601414_10151782962282995_1175169400_nAu moment de commencer cette chronique, je me suis demandée : que pourrais-je raconter de nouveau sur You and You ? Rigole pas, lecteur, je me parle souvent à moi-même. Et c’est pire la nuit, parce que je suis alors en proie à beaucoup de tiraillements intellectuels et nombre de questionnements existentiels dont celui-ci: comment te parler de You and You en termes inédits. Difficile. Dans des cas comme celui-là, autant adopter la méthode “franchise hollywoodienne”. Tu sais, quand le studio est arrivé au bout de la trilogie avec ses super-héros mais il sait qu’il a encore du fric à tirer alors il fait un quatrième film dans lequel il revient aux origines. Je ne gagne rien, je n’ai pas d’action dans le groupe mais sachant que j’ai presque fini de parler du présent, je vais parler du passé. Ce billet aurait d’ailleurs pu s’intituler : You and You, le commencement.

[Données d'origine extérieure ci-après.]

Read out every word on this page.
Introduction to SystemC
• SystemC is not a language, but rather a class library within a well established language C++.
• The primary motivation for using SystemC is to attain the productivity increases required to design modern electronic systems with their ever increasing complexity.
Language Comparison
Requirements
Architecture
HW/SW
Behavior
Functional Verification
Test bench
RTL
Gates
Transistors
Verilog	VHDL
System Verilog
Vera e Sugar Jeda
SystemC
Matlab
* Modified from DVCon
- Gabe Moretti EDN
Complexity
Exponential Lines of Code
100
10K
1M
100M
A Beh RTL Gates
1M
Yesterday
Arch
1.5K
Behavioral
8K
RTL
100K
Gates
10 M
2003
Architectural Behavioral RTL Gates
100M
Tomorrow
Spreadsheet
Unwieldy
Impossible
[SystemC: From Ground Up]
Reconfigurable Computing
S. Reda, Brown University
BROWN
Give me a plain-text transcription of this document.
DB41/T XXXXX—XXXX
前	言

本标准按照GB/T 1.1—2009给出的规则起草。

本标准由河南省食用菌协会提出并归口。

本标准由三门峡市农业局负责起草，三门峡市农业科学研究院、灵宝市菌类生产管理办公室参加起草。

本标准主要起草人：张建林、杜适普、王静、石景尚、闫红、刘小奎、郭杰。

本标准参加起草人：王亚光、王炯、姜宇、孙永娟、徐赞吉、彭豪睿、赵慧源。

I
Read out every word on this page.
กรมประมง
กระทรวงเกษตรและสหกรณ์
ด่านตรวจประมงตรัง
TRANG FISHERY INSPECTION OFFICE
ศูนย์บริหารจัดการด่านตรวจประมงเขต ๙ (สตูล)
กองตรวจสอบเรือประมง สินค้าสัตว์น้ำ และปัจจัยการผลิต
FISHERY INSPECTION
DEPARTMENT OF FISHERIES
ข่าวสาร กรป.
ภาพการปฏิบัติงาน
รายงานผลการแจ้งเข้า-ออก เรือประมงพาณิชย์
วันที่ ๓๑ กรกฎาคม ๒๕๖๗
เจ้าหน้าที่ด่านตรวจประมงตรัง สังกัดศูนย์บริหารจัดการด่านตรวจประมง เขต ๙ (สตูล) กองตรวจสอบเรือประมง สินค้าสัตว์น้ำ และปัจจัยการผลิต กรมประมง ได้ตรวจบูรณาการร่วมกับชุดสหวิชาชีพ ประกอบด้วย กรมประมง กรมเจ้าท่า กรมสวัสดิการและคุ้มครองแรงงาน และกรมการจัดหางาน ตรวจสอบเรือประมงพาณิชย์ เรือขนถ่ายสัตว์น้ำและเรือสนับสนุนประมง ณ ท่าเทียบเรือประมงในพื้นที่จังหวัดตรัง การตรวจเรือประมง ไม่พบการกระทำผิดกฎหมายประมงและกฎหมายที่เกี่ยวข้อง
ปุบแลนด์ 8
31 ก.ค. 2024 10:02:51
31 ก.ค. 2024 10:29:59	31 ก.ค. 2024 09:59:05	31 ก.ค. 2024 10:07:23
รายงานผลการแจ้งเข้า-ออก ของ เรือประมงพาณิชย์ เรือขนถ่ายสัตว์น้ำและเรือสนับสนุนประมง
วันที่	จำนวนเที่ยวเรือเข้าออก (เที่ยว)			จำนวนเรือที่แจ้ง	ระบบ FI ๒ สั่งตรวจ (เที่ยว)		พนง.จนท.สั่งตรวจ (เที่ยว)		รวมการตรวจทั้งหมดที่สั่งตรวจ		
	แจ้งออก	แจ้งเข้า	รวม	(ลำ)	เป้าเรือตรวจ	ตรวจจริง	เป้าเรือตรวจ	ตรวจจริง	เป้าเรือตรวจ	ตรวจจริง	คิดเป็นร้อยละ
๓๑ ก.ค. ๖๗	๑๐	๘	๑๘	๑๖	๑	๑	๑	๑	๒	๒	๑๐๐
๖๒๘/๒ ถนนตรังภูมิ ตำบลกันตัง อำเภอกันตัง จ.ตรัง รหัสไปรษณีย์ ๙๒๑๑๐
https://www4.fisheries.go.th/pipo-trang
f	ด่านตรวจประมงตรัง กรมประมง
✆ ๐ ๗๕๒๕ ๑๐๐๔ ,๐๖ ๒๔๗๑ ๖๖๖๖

19 janvier 2010. C’était un mardi, je crois. Un soir de janvier. Dans le salon d’une église. Saint-Eustache pour tout te dire. J’allais voir chanter Neeskens. Soirée spéciale. En plus de confirmer tout le bien que je pensais du chanteur des montagnes, je suis tombée sous le charme d’un chanteur casqué qui répond au doux nom de Cascadeur. Mais surtout, je découvrais l’énigmatique duo,  finalement projet solo qui ne fait pas du folk mais un peu quand même : You and You. T’as mal à la tête ? Moi aussi, ça me fait pareil quand j’essaie de définir avec exactitude le style de You and You. J’abandonne au bout de cinq minutes car je me dis que ça sert à rien de vouloir essayer de coller une étiquette. Typiquement français ça. Merde.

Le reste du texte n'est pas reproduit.